EXUDING A SENSE of goodwill, Pakistan's Chief Executive, Gen. Pervez Musharraf, has accepted the invitation for a summit with the Prime Minister, Mr. Atal Behari Vajpayee. Yet while launching a charm offensive to reciprocate Mr. Vajpayee's sentiment-laden invitation to a joint adventure of peace and friendship, Gen. Musharraf has minced no words too about his prescription for the means to settle the bilateral dispute over Jammu and Kashmir. However, the pulsating spirit of his communication to the Prime Minister is one of friendliness and not provocative gamesmanship. The crux of the message concerning the Jammu and Kashmir issue is that Pakistan's military ruler has not laid down any pre- condition for the ``sincere and candid'' talks that he would ``look forward'' to holding with Mr. Vajpayee. Now, official India and Pakistan will obviously tend to differ on the diplomatic connotations of these two catch-phrases regarding each other's sincerity of purpose and candid disposition. More importantly, the prospective summit will be the best forum for the two sides to address the implications of Gen. Musharraf's stated preference for a solution ``in accordance with the wishes of the Kashmiri people''. The political leaders on both sides will be well advised to refrain from obstructionist public discourses on the explicit meaning of this formulation or even the possible suspicions about its hidden agenda. Obviously, there are several ways in which the ``wishes of the Kashmiri people'' could be ascertained, and the objective reality at this moment is that Gen. Musharraf has called neither for a format of tripartite talks, involving India and Pakistan as also the `Kashmiri groups', nor a plebiscite under the now irrelevant U.N. resolutions on this issue. It is no less a matter of new nuance, too, that Pakistan has now referred to the need to know the ``wishes of the Kashmiri people'' in regard to a problem concerning the entire State of Jammu and Kashmir. It might be more than a question of mere nomenclature that Gen. Musharraf has spoken about the totality of Jammu and Kashmir as against Islamabad's past practice of seeking to `champion' the cause of `Kashmiri Muslims' in some apparent exclusiveness.

The totality of Pakistan's latest response does not negate Mr.

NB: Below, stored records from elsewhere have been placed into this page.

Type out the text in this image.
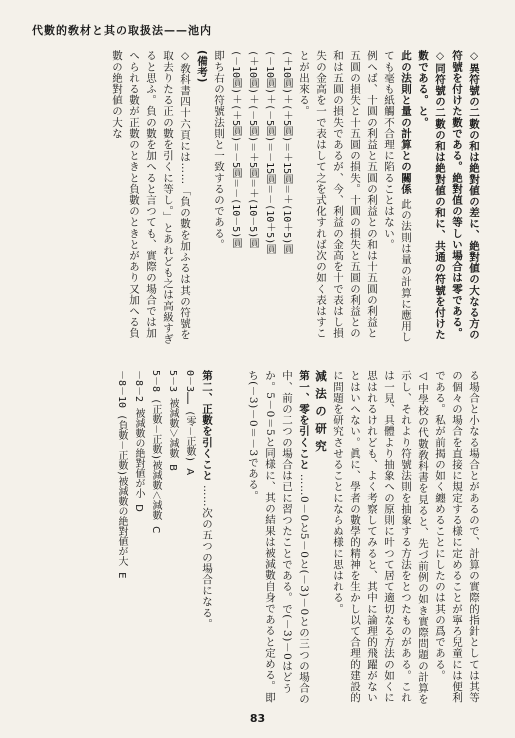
代數的敎材と其の取扱法——池内

◇異符號の二數の和は絶對値の差に、絶對値の大なる方の符號を付けた數である。絶對值の等しい場合は零である。

◇同符號の二數の和は絶對値の和に、共通の符號を付けた數である。と。

此の法則と量の計算との關係 此の法則は量の計算に應用しても毫も紙觸不合理に陷ることはない。

例へば、十圓の利益と五圓の利益との和は十五圓の利益と五圓の損失と十五圓の損失。十圓の損失と五圓の利益との和は五圓の損失であるが、今、利益の金高を十で表はし損失の金高を一で表はして之を式化すれば次の如く表はすことが出來る。

(＋10圓)＋(＋5圓)＝＋15圓＝＋(10＋5)圓

(－10圓)＋(－5圓)＝－15圓＝－(10＋5)圓

(＋10圓)＋(－5圓)＝＋5圓＝＋(10－5)圓

(－10圓)＋(＋5圓)＝－5圓＝－(10－5)圓

即ち右の符號法則と一致するのである。

(備考)

◇敎科書四十六頁には……「負の數を加ふるは其の符號を取去りたる正の數を引くに等し。」とあれども之は高級すぎると思ふ。負の數を加へると言つても、實際の場合では加へられる數が正數のときと負數のときとがあり又加へる負數の絶對値の大な

る場合と小なる場合とがあるので、計算の實際的指針としては其等の個々の場合を直接に規定する様に定めることが寧ろ兒童には便利である。私が前揭の如く纏めることにしたのは其の爲である。

◁中學校の代數敎科書を見ると、先づ前例の如き實際問題の計算を示し、それより符號法則を抽象する方法をとつたものがある。これは一見、具體より抽象への原則に叶つて居て適切なる方法の如くに思はれるけれども、よく考察してみると、其中に論理的飛躍がないとはいへない。眞に、學者の數學的精神を生かし以て合理的建設的に問題を研究させることにならぬ様に思はれる。

減法の研究

第一、零を引くこと ……0－0と5－0と(－3)－0との三つの場合の中、前の二つの場合は已に習つたことである。で(－3)－0はどうか。5－0＝5と同様に、其の結果は被減數自身であると定める。即ち(－3)－0＝－3である。

第二、正數を引くこと ……次の五つの場合になる。

0－3…… (零－正數) A

5－3 被減數＞減數 B

5－8 (正數－正數)被減數＜減數 C

－8－2 被減數の絶對値が小 D

－8－10 (負數－正數)被減數の絶對値が大 E

83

Vajpayee's preference for a ``composite dialogue''. While harping on the Jammu and Kashmir issue as ``the root cause of tension'' between India and Pakistan, Gen. Musharraf appears willing to discuss ``all other outstanding issues... as well''. A pledge of this magnitude is matched by an effort to reciprocate Mr. Vajpayee's earlier reaffirmation of his belief that a stable and prosperous Pakistan is in India's national interest. Islamabad's ``wish'' is to ``see a stable and prosperous India at peace with its neighbours''. It will be foolish in the present context to read into this any implicit criticism of India for not having been a peaceable neighbour.

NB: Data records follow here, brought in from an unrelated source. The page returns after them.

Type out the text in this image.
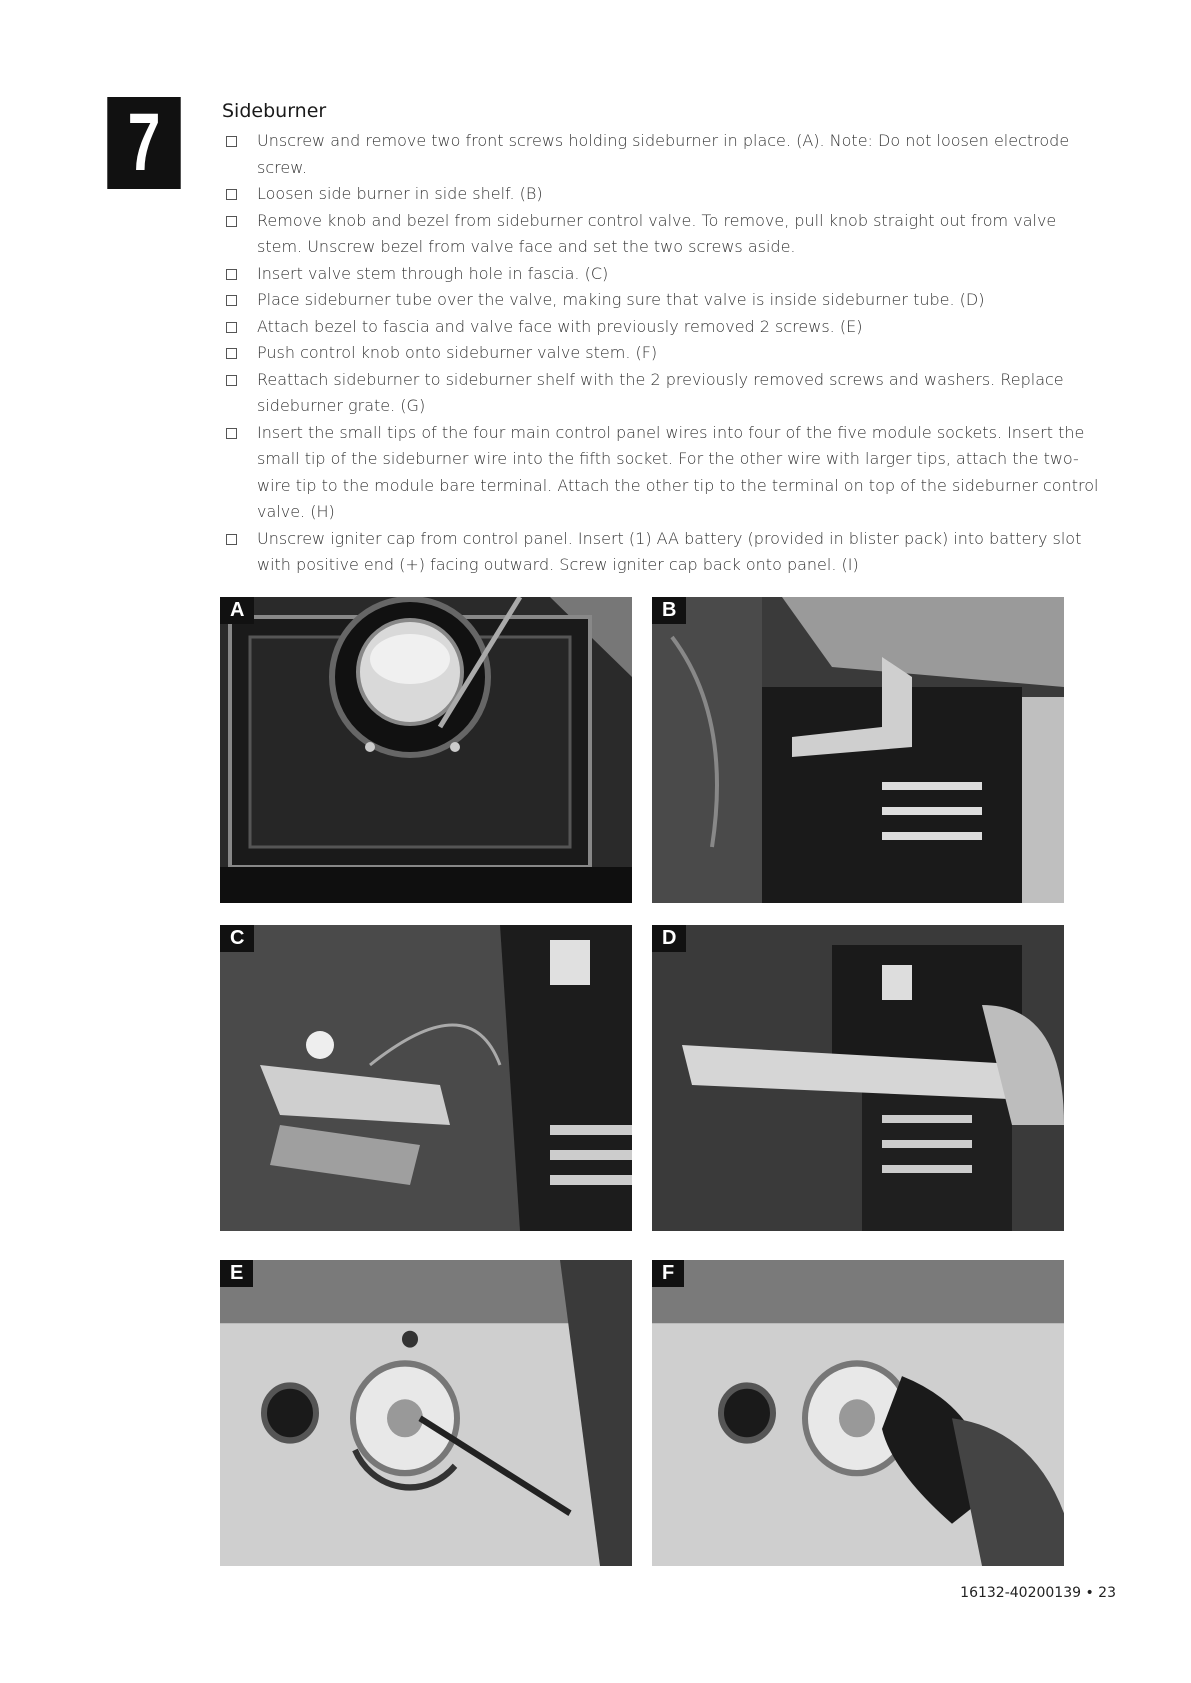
7	Sideburner
Unscrew and remove two front screws holding sideburner in place. (A). Note: Do not loosen electrode screw.
Loosen side burner in side shelf. (B)
Remove knob and bezel from sideburner control valve. To remove, pull knob straight out from valve stem. Unscrew bezel from valve face and set the two screws aside.
Insert valve stem through hole in fascia. (C)
Place sideburner tube over the valve, making sure that valve is inside sideburner tube. (D)
Attach bezel to fascia and valve face with previously removed 2 screws. (E)
Push control knob onto sideburner valve stem. (F)
Reattach sideburner to sideburner shelf with the 2 previously removed screws and washers. Replace sideburner grate. (G)
Insert the small tips of the four main control panel wires into four of the five module sockets. Insert the small tip of the sideburner wire into the fifth socket. For the other wire with larger tips, attach the two-wire tip to the module bare terminal. Attach the other tip to the terminal on top of the sideburner control valve. (H)
Unscrew igniter cap from control panel. Insert (1) AA battery (provided in blister pack) into battery slot with positive end (+) facing outward. Screw igniter cap back onto panel. (I)
A	B
C	D
E	F
16132-40200139 • 23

The new political momentum on the bilateral front, generated by the exchange of careful communications at the highest level, should facilitate the preparations for a cordial summit. The challenges before the two leaders cannot be exaggerated, but it will be a tragedy if any pre-summit posturings by them or by others were to make a travesty of this exercise. From the incursion into Jammu and Kashmir in the late 1940s at the time of the Partition to the Kargil crisis in 1999 and beyond, the history of bilateral ties is replete with perceived instances of betrayal and missed opportunities. If the current initiative is not to collapse, the mandarins of India and Pakistan should resist the temptation to raise the maximalist rhetoric to a crescendo ahead of the summit that could take place in June or July. Unseemly indeed was the shadow war of words that the Pakistan Foreign Minister, Mr. Abdul Sattar, and his Indian counterpart, Mr. Jaswant Singh, have waged just now while answering media queries. In the process, their stated respect for friendly atmospherics was nearly lost.